A similar experiment was conducted, and it was found that pUE222 contained a structural gene for esterase-2 and pUE322 contained a structural gene for esterase-3. That is, pME122, pME222, and pME322 are:
Each of them is meant to contain the structural genes of -1, -2 and -3 of esterase.

The esterase-1 gene was compared at the amino acid sequence level to previously reported genes (searched in database). The closest homologue was Streptomyces hygroscopicus esterase, but its homology was only 31.4% at the amino acid level, which was very low. In addition, the results showed that not only the esterase-1 gene was novel, but also no related gene having a homology of more than 80 to 90%.

[0042]

Industrial Applicability According to the present invention, a structural gene of an esterase produced by an acetic acid bacterium can be isolated and introduced into an acetic acid bacterium to reduce the efficiency of acetic acid fermentation without reducing ethyl acetate or isoamyl acetate. It has become possible for the first time to generate and accumulate representative esters at high concentrations. This has made it possible to produce vinegar containing a large amount of isoamyl acetate known as a characteristic flavor of Ginjo sake, that is, aromatic vinegar with Ginjo flavor, using inexpensive raw materials.

[0043]

[Sequence List] The amino acid sequence of the esterase protein and the base sequence of the esterase structural gene are shown in SEQ ID NO: 1, respectively.
And 2. Tables 1 to 4 below show the sequences shown in SEQ ID NOS: 1 and 2.

[0044]

[Table 1]

[0045]

[Table 2]

[0046]

[Table 3]

[0047]

[Table 4]

[Brief description of the drawings]

FIG. 1 shows the amino acid sequence of an esterase protein.
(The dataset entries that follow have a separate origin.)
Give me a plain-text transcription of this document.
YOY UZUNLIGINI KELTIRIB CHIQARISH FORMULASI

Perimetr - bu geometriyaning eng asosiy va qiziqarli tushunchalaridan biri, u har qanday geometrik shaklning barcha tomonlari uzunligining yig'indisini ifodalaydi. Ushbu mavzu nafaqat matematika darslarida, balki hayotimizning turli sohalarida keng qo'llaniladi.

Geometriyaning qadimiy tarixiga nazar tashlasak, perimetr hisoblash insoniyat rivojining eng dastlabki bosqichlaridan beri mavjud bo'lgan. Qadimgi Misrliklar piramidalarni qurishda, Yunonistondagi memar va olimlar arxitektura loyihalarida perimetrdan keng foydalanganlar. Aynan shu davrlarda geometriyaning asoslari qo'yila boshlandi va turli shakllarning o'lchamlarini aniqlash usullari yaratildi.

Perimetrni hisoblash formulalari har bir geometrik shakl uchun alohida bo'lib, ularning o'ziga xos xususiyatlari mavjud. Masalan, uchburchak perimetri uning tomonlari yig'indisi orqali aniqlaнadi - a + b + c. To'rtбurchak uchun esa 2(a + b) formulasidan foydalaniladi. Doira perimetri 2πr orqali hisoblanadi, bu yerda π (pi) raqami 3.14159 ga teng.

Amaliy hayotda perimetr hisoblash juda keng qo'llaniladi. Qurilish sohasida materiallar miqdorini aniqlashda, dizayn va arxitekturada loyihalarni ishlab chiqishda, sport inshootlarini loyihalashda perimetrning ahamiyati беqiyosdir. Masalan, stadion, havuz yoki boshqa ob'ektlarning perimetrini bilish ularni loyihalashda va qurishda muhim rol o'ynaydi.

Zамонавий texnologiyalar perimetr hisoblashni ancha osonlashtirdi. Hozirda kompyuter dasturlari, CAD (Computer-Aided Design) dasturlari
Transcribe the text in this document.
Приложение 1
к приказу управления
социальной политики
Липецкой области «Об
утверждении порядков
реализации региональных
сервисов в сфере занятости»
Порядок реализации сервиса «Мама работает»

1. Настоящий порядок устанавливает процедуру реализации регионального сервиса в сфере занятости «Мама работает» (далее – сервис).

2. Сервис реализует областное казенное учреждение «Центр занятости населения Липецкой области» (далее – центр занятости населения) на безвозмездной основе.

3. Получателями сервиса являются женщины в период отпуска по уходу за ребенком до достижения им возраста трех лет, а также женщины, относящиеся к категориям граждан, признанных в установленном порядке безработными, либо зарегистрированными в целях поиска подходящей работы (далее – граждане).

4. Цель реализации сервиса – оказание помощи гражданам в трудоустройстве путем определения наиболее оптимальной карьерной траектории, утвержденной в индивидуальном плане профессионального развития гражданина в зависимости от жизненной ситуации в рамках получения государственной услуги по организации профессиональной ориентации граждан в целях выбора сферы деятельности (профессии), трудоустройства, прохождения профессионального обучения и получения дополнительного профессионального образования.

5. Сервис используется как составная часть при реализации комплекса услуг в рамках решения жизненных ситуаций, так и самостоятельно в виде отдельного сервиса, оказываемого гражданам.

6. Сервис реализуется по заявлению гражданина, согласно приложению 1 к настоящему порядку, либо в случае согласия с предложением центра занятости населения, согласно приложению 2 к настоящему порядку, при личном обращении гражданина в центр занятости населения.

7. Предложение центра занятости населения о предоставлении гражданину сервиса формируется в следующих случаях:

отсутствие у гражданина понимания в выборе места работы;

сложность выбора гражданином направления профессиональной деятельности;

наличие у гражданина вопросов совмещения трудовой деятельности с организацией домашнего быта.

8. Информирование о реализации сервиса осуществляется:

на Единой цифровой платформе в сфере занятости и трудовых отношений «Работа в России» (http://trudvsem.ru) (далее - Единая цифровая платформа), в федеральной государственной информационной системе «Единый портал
FIG. 2 shows the nucleotide sequence of an esterase structural gene.

FIG. 3 is a restriction map of a recombinant plasmid pUE122 prepared by inserting a gene fragment containing an esterase structural gene into an E. coli vector pUC119.

FIG. 4 shows the progress of acetic acid fermentation of a recombinant acetic acid bacterium (A. aceti IFO3283) into which a vector or an esterase gene has been introduced, and the amounts of various esters produced (accumulated).

──────────────────────────────────────────────────の Continued on the front page (51) Int.Cl. ⁶ Identification code FI C12R 1:02) (C12J 1/04 C12R 1:19) (C12N 1/21 C12R 1:19) (C12P 7/54 C12R 1 : 19) (72) Inventor Yukimichi Koizumi 39-45, Umedaoka, Midori-ku, Yokohama-shi, Kanagawa Prefecture (72) Inventor Shigezo Unaka 1-2-4-3, Ueno-cho, Meto-ku, Nagoya-shi, Aichi Prefecture 4-28-6 Minamikarasuyama, Setagaya-ku, Tokyo

Claims (8)

[Claims] 1. A structural gene DNA encoding a protein represented by the amino acid sequence of SEQ ID NO: 1 in the sequence listing. 2. The DN of the structural gene encoding the protein according to claim 1, which is represented by the nucleotide sequence of SEQ ID NO: 2.
A. 3. A DNA of a structural gene, wherein the structural gene encoding the protein according to claim 1 is derived from acetic acid bacteria. 4. The D according to claim 1, wherein
A plasmid incorporating NA. 5. A transformed microorganism obtained by transforming the plasmid of claim 4. 6. The transformed microorganism is Escherichia coli EST.
The transformed microorganism according to claim 5, which is -122 (FERM BP-6095). 7. A method for producing vinegar, comprising using the transformed microorganism according to claim 5. 8. A vinegar containing 200 to 800 ppm of ethyl acetate and 7 to 30 ppm of isoamyl acetate.